Monday, December 08, 2008

Peer reviewed Cheminformatics #2: Code review for the Chemistry Development Kit

Peer review is an important component of open source development, and recently there was the discussion the other way around, if open source is required for peer review. Depends on your definition of peer review: No, if you restrict peer review to what it is in publishing (see Re: Open Source != peer review); Yes, if we really want to speed up cheminformatics evolution and assume unrestricted, open peer review where reviewers can openly publish there review report with all the greasy details (see Peer reviewed Chemoinformatics: Why OpenSource Chemoinformatics should be the default).

The CDK has a strong history of peer review. Patches have been available from SVN from the start, and later we instantiated a mailing list so that people could easily monitor code changes, and I have actually being doing this since the start, scanning the code patches, knowing that a lot of code is backed up by unit tests to detect regressions. Anyone can review CDK code in this manner, just by subscribing to the cdk-commits mailing list. If one has questions or comments on a patch, a reply to cdk-devel is all that is needed to get things going.
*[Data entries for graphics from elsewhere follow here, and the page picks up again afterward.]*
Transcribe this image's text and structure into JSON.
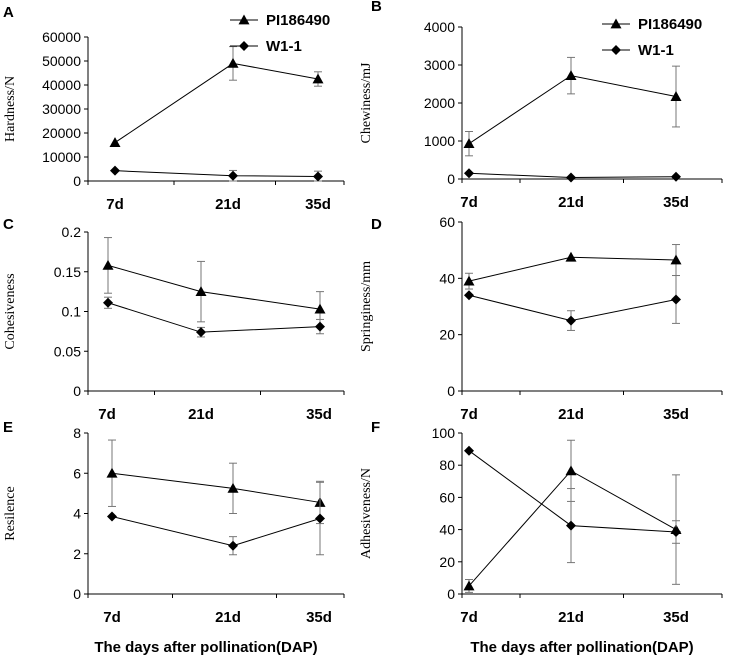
{
  "chart_data": [
    {
      "id": "A",
      "type": "line",
      "panel_label": "A",
      "ylabel": "Hardness/N",
      "xlabel": "",
      "categories": [
        "7d",
        "21d",
        "35d"
      ],
      "ylim": [
        0,
        60000
      ],
      "yticks": [
        "0",
        "10000",
        "20000",
        "30000",
        "40000",
        "50000",
        "60000"
      ],
      "series": [
        {
          "name": "PI186490",
          "marker": "triangle",
          "values": [
            16000,
            49000,
            42500
          ],
          "errors": [
            0,
            7000,
            3000
          ]
        },
        {
          "name": "W1-1",
          "marker": "diamond",
          "values": [
            4300,
            2200,
            1900
          ],
          "errors": [
            0,
            2200,
            2200
          ]
        }
      ],
      "legend": "top-right"
    },
    {
      "id": "B",
      "type": "line",
      "panel_label": "B",
      "ylabel": "Chewiness/mJ",
      "xlabel": "",
      "categories": [
        "7d",
        "21d",
        "35d"
      ],
      "ylim": [
        0,
        4000
      ],
      "yticks": [
        "0",
        "1000",
        "2000",
        "3000",
        "4000"
      ],
      "series": [
        {
          "name": "PI186490",
          "marker": "triangle",
          "values": [
            930,
            2720,
            2170
          ],
          "errors": [
            320,
            480,
            800
          ]
        },
        {
          "name": "W1-1",
          "marker": "diamond",
          "values": [
            150,
            40,
            60
          ],
          "errors": [
            0,
            0,
            0
          ]
        }
      ],
      "legend": "top-right"
    },
    {
      "id": "C",
      "type": "line",
      "panel_label": "C",
      "ylabel": "Cohesiveness",
      "xlabel": "",
      "categories": [
        "7d",
        "21d",
        "35d"
      ],
      "ylim": [
        0,
        0.2
      ],
      "yticks": [
        "0",
        "0.05",
        "0.1",
        "0.15",
        "0.2"
      ],
      "series": [
        {
          "name": "PI186490",
          "marker": "triangle",
          "values": [
            0.158,
            0.125,
            0.103
          ],
          "errors": [
            0.035,
            0.038,
            0.022
          ]
        },
        {
          "name": "W1-1",
          "marker": "diamond",
          "values": [
            0.111,
            0.074,
            0.081
          ],
          "errors": [
            0.007,
            0.006,
            0.009
          ]
        }
      ]
    },
    {
      "id": "D",
      "type": "line",
      "panel_label": "D",
      "ylabel": "Springiness/mm",
      "xlabel": "",
      "categories": [
        "7d",
        "21d",
        "35d"
      ],
      "ylim": [
        0,
        60
      ],
      "yticks": [
        "0",
        "20",
        "40",
        "60"
      ],
      "series": [
        {
          "name": "PI186490",
          "marker": "triangle",
          "values": [
            39,
            47.5,
            46.5
          ],
          "errors": [
            2.8,
            0,
            5.5
          ]
        },
        {
          "name": "W1-1",
          "marker": "diamond",
          "values": [
            34,
            25,
            32.5
          ],
          "errors": [
            0,
            3.5,
            8.5
          ]
        }
      ]
    },
    {
      "id": "E",
      "type": "line",
      "panel_label": "E",
      "ylabel": "Resilence",
      "xlabel": "The days after pollination(DAP)",
      "categories": [
        "7d",
        "21d",
        "35d"
      ],
      "ylim": [
        0,
        8
      ],
      "yticks": [
        "0",
        "2",
        "4",
        "6",
        "8"
      ],
      "series": [
        {
          "name": "PI186490",
          "marker": "triangle",
          "values": [
            6.0,
            5.25,
            4.55
          ],
          "errors": [
            1.65,
            1.25,
            1.05
          ]
        },
        {
          "name": "W1-1",
          "marker": "diamond",
          "values": [
            3.85,
            2.4,
            3.75
          ],
          "errors": [
            0,
            0.45,
            1.8
          ]
        }
      ]
    },
    {
      "id": "F",
      "type": "line",
      "panel_label": "F",
      "ylabel": "Adhesiveness/N",
      "xlabel": "The days after pollination(DAP)",
      "categories": [
        "7d",
        "21d",
        "35d"
      ],
      "ylim": [
        0,
        100
      ],
      "yticks": [
        "0",
        "20",
        "40",
        "60",
        "80",
        "100"
      ],
      "series": [
        {
          "name": "PI186490",
          "marker": "triangle",
          "values": [
            5,
            76.5,
            40
          ],
          "errors": [
            4,
            19,
            34
          ]
        },
        {
          "name": "W1-1",
          "marker": "diamond",
          "values": [
            89,
            42.5,
            38.5
          ],
          "errors": [
            0,
            23,
            7
          ]
        }
      ]
    }
  ]
}
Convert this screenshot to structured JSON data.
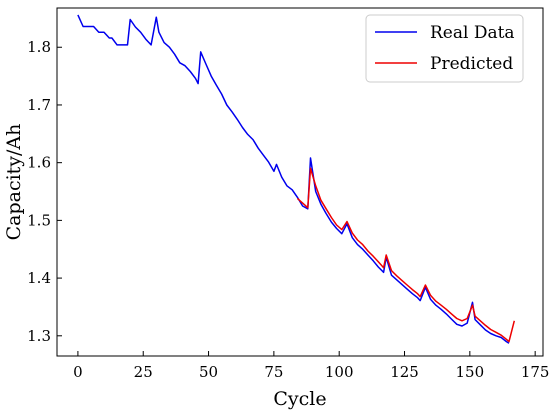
{
  "chart_data": {
    "type": "line",
    "xlabel": "Cycle",
    "ylabel": "Capacity/Ah",
    "xlim": [
      -8,
      178
    ],
    "ylim": [
      1.265,
      1.868
    ],
    "xticks": [
      0,
      25,
      50,
      75,
      100,
      125,
      150,
      175
    ],
    "yticks": [
      1.3,
      1.4,
      1.5,
      1.6,
      1.7,
      1.8
    ],
    "grid": false,
    "legend_position": "top-right",
    "series": [
      {
        "name": "Real Data",
        "color": "#0000ee",
        "x": [
          0,
          2,
          3,
          5,
          6,
          8,
          10,
          12,
          13,
          15,
          17,
          19,
          20,
          22,
          24,
          26,
          28,
          30,
          31,
          33,
          35,
          37,
          39,
          41,
          43,
          45,
          46,
          47,
          49,
          51,
          53,
          55,
          57,
          59,
          61,
          63,
          65,
          67,
          69,
          71,
          73,
          75,
          76,
          78,
          80,
          82,
          84,
          86,
          88,
          89,
          91,
          93,
          95,
          97,
          99,
          101,
          103,
          105,
          107,
          109,
          111,
          113,
          115,
          117,
          118,
          120,
          122,
          124,
          126,
          128,
          130,
          131,
          133,
          135,
          137,
          139,
          141,
          143,
          145,
          147,
          149,
          151,
          152,
          154,
          156,
          158,
          160,
          162,
          164,
          165
        ],
        "y": [
          1.856,
          1.836,
          1.836,
          1.836,
          1.836,
          1.826,
          1.826,
          1.816,
          1.816,
          1.804,
          1.804,
          1.804,
          1.848,
          1.835,
          1.826,
          1.814,
          1.804,
          1.852,
          1.826,
          1.808,
          1.8,
          1.788,
          1.773,
          1.768,
          1.758,
          1.746,
          1.737,
          1.792,
          1.771,
          1.75,
          1.734,
          1.719,
          1.7,
          1.688,
          1.675,
          1.661,
          1.649,
          1.64,
          1.625,
          1.613,
          1.601,
          1.585,
          1.597,
          1.575,
          1.56,
          1.553,
          1.54,
          1.525,
          1.52,
          1.608,
          1.55,
          1.528,
          1.512,
          1.497,
          1.486,
          1.477,
          1.494,
          1.47,
          1.458,
          1.45,
          1.44,
          1.43,
          1.419,
          1.41,
          1.436,
          1.405,
          1.397,
          1.389,
          1.381,
          1.373,
          1.366,
          1.361,
          1.384,
          1.363,
          1.353,
          1.346,
          1.338,
          1.329,
          1.32,
          1.317,
          1.322,
          1.358,
          1.328,
          1.319,
          1.31,
          1.304,
          1.3,
          1.297,
          1.29,
          1.287
        ]
      },
      {
        "name": "Predicted",
        "color": "#ee0000",
        "x": [
          84,
          86,
          88,
          89,
          91,
          93,
          95,
          97,
          99,
          101,
          103,
          105,
          107,
          109,
          111,
          113,
          115,
          117,
          118,
          120,
          122,
          124,
          126,
          128,
          130,
          131,
          133,
          135,
          137,
          139,
          141,
          143,
          145,
          147,
          149,
          151,
          152,
          154,
          156,
          158,
          160,
          162,
          164,
          165,
          167
        ],
        "y": [
          1.538,
          1.53,
          1.522,
          1.59,
          1.56,
          1.535,
          1.52,
          1.505,
          1.492,
          1.484,
          1.498,
          1.478,
          1.466,
          1.458,
          1.447,
          1.438,
          1.428,
          1.418,
          1.44,
          1.413,
          1.404,
          1.396,
          1.388,
          1.38,
          1.373,
          1.368,
          1.388,
          1.37,
          1.36,
          1.353,
          1.346,
          1.338,
          1.33,
          1.326,
          1.33,
          1.353,
          1.334,
          1.326,
          1.318,
          1.311,
          1.306,
          1.301,
          1.294,
          1.29,
          1.326
        ]
      }
    ]
  }
}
About a year ago, CDK development had become so extensive that code review in this manner was no longer the way forward (though still possible, and still used). However, it turned out that it was all too easy to overlook a patch or just click it away in busy times. This was experienced by some developers who previously monitored the cdk-commit messages sketched above. So, we moved to a more formal patching system where any non-trivial patching is done in a SVN branch. Once the primary developer is happy about the branch, (s)he requests a review by other developers. These can leave comments in the source code, reply to the mailing list, or leave comments in the CDK patch tracker. This more formal work habit got into action about half a year ago already.

A recent message from Stefan makes clear that this tracker has some room for improvements. For example, there is no automatic email to cdk-devel when a patch has not been tended to for a longer period of time. And, I do not see a simple way of doing this with the SourceForge bug track system.

But, what I can do, is define a number of groups to represent the state of the patch. So, I defined:
  • Needs Review: this patch has not been reviewed (sufficiently) yet
  • Accepted: but not yet applied to SVN yet. When applied, the patch report is simply closed
  • Needs Revision: the reviewers like to see changes made to the patch
Not perfect, but a step forward in tracking the state of patches.